Note Obama’s recent embrace of Israel’s attack on Syria’s nuclear facility (an instance of pure Bush preemption doctrine); and his strong insinuation that he might do the same to Iran. Note his support for the FISA reform bill that will pass the Senate on July 8: Although he criticizes immunity, he supports the warrantless surveillance mechanism that is the essence both of the new bill and of the president’s old supersecret Terrorist Surveillance Program, which this bill would prospectively and perhaps permanently legitimize. (Incidentally, if the TSP was unconstitutional as Obama once argued, the procedure cannot be saved by legislation: Feingold is right about that). 

Note also Obama’s promise to Iraq’s foreign minister not to do anything that would jeopardize current gains or Iraqi security;

taken together with his commitment to withdrawing as fast as such circumstances permit, there is now no practical difference between Obama’s prospective Iraq policy and the Petraeus plan embraced by the President. In essence, there is now little practical difference between the candidates on national security issues — but that still leaves a lot of room to create the appearance of difference in the arena of rhetoric and political fantasy.

Another way of looking at it, of course, is that Obama is simply responding to events on the ground, has never been a pacifist or non-interventionist, and has to operate within the empirical boundaries of the legacy he’s responding to. In office, the kind of pragmatism Obama represents will chart a gradual, not radical, course away from the current impasse. That’s why I’m increasingly interested in how Obama describes the ultimate goals of his Iraq strategy.
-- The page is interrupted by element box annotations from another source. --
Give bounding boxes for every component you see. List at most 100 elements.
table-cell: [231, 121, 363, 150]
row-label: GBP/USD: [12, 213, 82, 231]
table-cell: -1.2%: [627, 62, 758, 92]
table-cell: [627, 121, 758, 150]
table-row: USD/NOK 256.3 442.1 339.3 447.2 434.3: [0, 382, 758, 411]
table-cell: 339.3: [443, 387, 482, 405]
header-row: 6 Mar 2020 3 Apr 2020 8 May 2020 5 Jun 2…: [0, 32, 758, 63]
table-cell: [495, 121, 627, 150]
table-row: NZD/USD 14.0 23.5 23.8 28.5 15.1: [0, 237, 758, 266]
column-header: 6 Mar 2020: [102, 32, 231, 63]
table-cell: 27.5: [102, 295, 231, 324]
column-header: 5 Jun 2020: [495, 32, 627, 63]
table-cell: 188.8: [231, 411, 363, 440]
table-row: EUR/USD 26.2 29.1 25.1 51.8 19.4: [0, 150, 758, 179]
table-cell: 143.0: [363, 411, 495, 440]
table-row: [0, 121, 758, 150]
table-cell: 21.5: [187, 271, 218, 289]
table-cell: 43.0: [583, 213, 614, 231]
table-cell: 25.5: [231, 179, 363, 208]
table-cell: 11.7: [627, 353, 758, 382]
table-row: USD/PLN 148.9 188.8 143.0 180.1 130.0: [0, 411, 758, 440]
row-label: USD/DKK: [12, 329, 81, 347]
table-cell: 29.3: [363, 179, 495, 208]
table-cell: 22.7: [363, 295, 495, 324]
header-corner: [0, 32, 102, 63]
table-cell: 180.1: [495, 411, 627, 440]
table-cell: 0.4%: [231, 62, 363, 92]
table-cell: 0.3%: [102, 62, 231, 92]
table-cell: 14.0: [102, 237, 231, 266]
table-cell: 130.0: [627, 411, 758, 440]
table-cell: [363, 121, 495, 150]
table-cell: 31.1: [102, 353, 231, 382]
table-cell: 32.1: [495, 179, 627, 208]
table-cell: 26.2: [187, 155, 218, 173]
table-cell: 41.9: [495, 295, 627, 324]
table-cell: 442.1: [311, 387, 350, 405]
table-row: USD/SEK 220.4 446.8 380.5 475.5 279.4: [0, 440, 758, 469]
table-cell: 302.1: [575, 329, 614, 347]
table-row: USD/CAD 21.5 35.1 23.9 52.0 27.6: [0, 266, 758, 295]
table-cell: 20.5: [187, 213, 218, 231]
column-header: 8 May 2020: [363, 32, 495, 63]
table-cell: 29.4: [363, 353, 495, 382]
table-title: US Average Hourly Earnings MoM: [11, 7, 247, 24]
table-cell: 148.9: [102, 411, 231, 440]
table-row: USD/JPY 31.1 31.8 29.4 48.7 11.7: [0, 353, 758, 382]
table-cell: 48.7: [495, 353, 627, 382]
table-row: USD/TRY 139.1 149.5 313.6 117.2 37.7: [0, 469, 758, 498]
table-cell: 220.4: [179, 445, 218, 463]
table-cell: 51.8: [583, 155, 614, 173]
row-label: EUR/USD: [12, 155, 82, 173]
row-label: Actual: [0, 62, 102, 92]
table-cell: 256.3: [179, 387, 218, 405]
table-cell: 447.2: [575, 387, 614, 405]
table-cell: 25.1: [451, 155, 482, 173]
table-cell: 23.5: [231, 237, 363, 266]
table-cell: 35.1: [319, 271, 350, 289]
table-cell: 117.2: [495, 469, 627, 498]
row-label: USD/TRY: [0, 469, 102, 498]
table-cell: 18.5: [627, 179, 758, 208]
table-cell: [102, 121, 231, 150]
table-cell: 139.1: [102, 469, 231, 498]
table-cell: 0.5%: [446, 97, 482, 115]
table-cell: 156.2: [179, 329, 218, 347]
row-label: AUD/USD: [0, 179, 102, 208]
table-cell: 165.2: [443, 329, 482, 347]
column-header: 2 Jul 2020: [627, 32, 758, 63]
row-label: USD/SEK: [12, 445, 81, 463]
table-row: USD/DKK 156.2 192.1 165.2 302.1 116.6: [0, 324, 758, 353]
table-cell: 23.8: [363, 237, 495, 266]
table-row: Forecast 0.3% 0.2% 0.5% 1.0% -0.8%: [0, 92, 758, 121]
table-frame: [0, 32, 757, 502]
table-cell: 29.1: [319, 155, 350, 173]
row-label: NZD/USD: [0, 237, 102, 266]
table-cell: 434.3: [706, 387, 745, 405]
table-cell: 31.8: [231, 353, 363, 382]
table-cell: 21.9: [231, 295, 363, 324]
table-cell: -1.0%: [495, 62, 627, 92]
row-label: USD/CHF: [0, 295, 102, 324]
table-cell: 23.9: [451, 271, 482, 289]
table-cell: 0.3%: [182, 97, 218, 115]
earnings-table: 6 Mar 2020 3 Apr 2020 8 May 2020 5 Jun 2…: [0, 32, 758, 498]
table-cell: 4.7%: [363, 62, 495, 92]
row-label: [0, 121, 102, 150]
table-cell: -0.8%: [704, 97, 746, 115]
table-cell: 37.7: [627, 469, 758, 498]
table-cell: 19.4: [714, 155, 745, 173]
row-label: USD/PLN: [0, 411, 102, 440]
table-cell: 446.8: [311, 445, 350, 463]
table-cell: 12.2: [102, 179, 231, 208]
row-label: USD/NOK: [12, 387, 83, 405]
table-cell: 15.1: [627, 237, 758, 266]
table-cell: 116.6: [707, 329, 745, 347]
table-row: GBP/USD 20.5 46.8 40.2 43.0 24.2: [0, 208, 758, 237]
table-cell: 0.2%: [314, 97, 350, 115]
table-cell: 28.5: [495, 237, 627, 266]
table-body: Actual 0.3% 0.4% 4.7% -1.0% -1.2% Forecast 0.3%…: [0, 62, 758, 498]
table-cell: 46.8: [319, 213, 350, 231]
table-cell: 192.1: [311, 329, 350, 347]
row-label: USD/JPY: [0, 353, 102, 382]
There is a real difference between an attempt to retain control over an Arab Muslim state in the Middle East, and finding a way to leave it without fomenting a hotter stage in its civil war.

Copying The Communists

Go to Memeorandum and check out the blogs commenting on the NYT exclusive on the undisputed fact that the Bush administration knowingly used Communist torture techniques against prisoners in wartime. You will find no right-of-center blogs commenting. It’s an astonishing story – especially for any anti-Communist conservative who fought the good fight during the Cold War. But they won’t mention it. I guess when a Republican administration copies communists, conservative writers need to copy Stalinists.